The Irish Times – Friday, November 27, 2009
A FORMER minister has suggested there may be an “anti-adoption bias” at senior levels of the Department of Health and of the Health Service Executive.
Noel Ahern (FF, Dublin North West) questioned why people were obliged to wait five years to adopt when “it only takes nine months to have a baby”.
And he challenged why Ireland had let the bilateral agreement with Vietnam go into abeyance.
Mr Ahern said Minister of State Barry Andrews had referred to reports critical of Vietnam’s procedures. “But it is extraordinary that other countries, and I do not mean banana republic countries but countries such as France, Denmark, Canada and Italy, do not seem to have difficulties with the bilateral arrangements with Vietnam.”
He wondered “whether we are being a bit too careful”. He was speaking during the ongoing Dáil debate on the Adoption Bill, which brings the Hague Convention on the protection of children and co-operation in respect of inter-country adoption into statute law.
Mr Ahern said during the debate that “often over the years I felt there was an attitude at a high level in the department or the HSE long before the Minister of State or his officials were there, which was not exactly friendly to the adoption process”.
“Some people see adoption as something that happened decades ago. Perhaps concerns were raised in a few cases, but there were also thousands of children being placed in loving homes here and elsewhere.
“I am not sure whether there is an anti-adoption bias somewhere at the high levels of the Department of Health or in the HSE.”

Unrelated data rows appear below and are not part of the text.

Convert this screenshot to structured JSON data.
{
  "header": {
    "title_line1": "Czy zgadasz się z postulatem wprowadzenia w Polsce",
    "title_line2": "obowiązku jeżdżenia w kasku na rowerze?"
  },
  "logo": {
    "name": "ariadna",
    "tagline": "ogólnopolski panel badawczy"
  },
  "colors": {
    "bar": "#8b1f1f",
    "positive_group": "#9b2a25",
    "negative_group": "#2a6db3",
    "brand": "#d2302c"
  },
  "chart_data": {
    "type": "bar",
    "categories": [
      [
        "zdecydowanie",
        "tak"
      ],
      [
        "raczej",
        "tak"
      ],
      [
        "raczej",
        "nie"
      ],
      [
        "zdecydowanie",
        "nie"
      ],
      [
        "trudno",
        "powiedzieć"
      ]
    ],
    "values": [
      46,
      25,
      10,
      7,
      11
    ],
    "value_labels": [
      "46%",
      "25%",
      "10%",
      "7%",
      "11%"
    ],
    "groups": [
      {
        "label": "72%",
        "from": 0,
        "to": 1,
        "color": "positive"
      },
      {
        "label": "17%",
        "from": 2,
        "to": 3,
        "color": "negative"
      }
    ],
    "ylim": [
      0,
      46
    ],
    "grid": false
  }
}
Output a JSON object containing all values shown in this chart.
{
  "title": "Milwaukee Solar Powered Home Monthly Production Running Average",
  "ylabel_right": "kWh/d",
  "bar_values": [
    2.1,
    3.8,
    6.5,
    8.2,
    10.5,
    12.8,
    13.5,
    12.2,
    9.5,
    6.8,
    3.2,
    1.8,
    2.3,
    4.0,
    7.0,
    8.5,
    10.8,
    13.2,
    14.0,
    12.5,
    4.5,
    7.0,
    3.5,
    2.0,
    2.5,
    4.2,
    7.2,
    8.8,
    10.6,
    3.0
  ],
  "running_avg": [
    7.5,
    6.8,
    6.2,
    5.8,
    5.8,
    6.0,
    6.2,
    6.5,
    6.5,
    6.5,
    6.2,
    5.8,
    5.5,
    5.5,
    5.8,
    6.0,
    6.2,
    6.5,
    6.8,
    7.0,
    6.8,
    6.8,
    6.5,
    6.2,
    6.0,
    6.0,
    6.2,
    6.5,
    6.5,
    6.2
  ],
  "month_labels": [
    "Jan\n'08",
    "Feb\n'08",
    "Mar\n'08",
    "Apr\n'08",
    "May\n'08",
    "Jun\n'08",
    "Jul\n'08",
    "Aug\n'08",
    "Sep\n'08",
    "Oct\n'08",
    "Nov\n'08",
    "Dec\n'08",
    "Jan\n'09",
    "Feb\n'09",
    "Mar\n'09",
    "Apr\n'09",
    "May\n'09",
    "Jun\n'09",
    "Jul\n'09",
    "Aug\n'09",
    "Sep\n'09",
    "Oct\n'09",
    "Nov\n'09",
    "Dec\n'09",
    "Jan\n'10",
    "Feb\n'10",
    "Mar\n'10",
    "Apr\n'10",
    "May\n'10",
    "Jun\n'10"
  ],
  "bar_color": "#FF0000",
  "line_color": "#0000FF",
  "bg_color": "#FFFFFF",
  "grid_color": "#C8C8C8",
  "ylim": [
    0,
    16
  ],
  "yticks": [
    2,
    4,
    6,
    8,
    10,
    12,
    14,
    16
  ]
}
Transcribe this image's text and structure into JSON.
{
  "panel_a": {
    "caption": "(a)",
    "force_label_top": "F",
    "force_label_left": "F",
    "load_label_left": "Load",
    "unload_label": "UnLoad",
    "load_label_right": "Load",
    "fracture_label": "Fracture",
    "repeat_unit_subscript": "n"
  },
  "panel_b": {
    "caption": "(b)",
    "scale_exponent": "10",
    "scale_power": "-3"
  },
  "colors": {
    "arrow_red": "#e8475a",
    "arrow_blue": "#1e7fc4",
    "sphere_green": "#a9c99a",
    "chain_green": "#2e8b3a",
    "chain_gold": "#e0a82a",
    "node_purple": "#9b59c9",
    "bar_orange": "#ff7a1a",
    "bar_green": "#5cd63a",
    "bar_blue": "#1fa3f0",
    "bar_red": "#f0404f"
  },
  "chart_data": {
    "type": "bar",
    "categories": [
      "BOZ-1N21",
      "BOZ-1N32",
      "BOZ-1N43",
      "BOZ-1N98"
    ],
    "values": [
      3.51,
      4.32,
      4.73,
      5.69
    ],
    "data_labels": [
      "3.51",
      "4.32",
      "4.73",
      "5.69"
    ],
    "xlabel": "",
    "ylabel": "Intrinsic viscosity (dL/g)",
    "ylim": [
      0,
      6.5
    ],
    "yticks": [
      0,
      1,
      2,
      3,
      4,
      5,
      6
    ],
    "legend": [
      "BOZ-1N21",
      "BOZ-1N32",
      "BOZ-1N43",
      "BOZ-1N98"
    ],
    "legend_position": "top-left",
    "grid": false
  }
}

Echoing the comments of many speakers in the debate, Mr Ahern said there was “great unhappiness relating to the HSE’s adoption process”. He sharply criticised social workers “who drag out the work and create extra interviews and layers of bureaucracy to slow down the end product”.
The former minister of state said the Bill wants expeditious processing of adoption but includes the phrase “as soon as practicable”.
This meant “we are picking the bits that are best practice to suit ourselves and where the HSE is making a mess of the assessments, we are watering down best practice as stated in the Hague Convention because it suits inefficiency in the HSE”.
It was “fine to introduce a document that outlines what will be best practice into the future. However, it is important that we assist those couples who have been involved with the process for a number of years to finalise their adoptions. It was a question of where to draw the line.”